More and more people are turning to virtual presentations as a way to save on travel and reach a wide audience. I’m particularly happy with Sametime Unyte, the system we use at work. Here are a few quick tips on making the most of it:

  • Save time and avoid errors by giving attendees a URL that automatically fills in your conference ID. Example: If your conference ID is 0000000, give them the URL https://www.webdialogs.com/join/?schedid=0000000 .
  • Instead of sharing your desktop in order to give a presentation, click on Publish, Manage Files, and then upload your presentation. This displays faster than desktop sharing does.
  • Enable chat by right-clicking on All Participants, choosing Manage Rights, and checking both checkboxes. Say hi and encourage people to use the chat to ask questions and discuss ideas.
  • Webcams make remote presentations more engaging. Get one, plug it in, and click on Start Video. Works best on IE on Windows. I don’t remember if it works on Firefox on Windows, and I haven’t gotten it to work on Linux.
  • When doing both an in-person and a virtual presentation, ask someone else to monitor the chat room for questions and interesting ideas. That way, you’re not distracted by the effort of keeping up. If the presentation is entirely virtual, you may be able to monitor the chat yourself. If so, you can weave responses into your speech instead of interrupting your speech in order to type.

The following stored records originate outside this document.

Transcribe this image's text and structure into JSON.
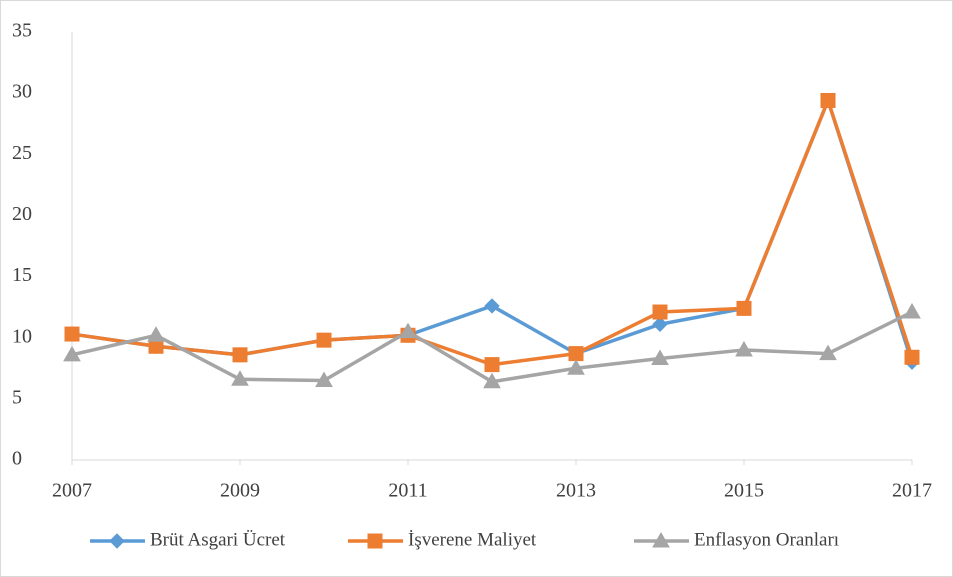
{
  "chart_data": {
    "type": "line",
    "x": [
      2007,
      2008,
      2009,
      2010,
      2011,
      2012,
      2013,
      2014,
      2015,
      2016,
      2017
    ],
    "xlim": [
      2007,
      2017
    ],
    "xticks": [
      2007,
      2009,
      2011,
      2013,
      2015,
      2017
    ],
    "ylim": [
      0,
      35
    ],
    "yticks": [
      0,
      5,
      10,
      15,
      20,
      25,
      30,
      35
    ],
    "grid": false,
    "legend": "bottom",
    "series": [
      {
        "name": "Brüt Asgari Ücret",
        "color": "#5b9bd5",
        "marker": "diamond",
        "values": [
          10.3,
          9.3,
          8.6,
          9.8,
          10.2,
          12.6,
          8.7,
          11.1,
          12.4,
          29.4,
          8.0
        ]
      },
      {
        "name": "İşverene Maliyet",
        "color": "#ed7d31",
        "marker": "square",
        "values": [
          10.3,
          9.3,
          8.6,
          9.8,
          10.2,
          7.8,
          8.7,
          12.1,
          12.4,
          29.4,
          8.4
        ]
      },
      {
        "name": "Enflasyon Oranları",
        "color": "#a5a5a5",
        "marker": "triangle",
        "values": [
          8.6,
          10.2,
          6.6,
          6.5,
          10.5,
          6.4,
          7.5,
          8.3,
          9.0,
          8.7,
          12.1
        ]
      }
    ]
  }
}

  • Record the meeting using the Record button, providing it with your teleconference information. You will get a video file that synchronizes the slides and audio.
  • If you have audience members who can’t dial into your teleconference, you can use Audiocast to broadcast the audio through the computer
  • Call people’s attention to the Raise Hand feature and use it for quick polls, if you don’t have the time to set up a more structured poll.

What are your tips for webinar tools?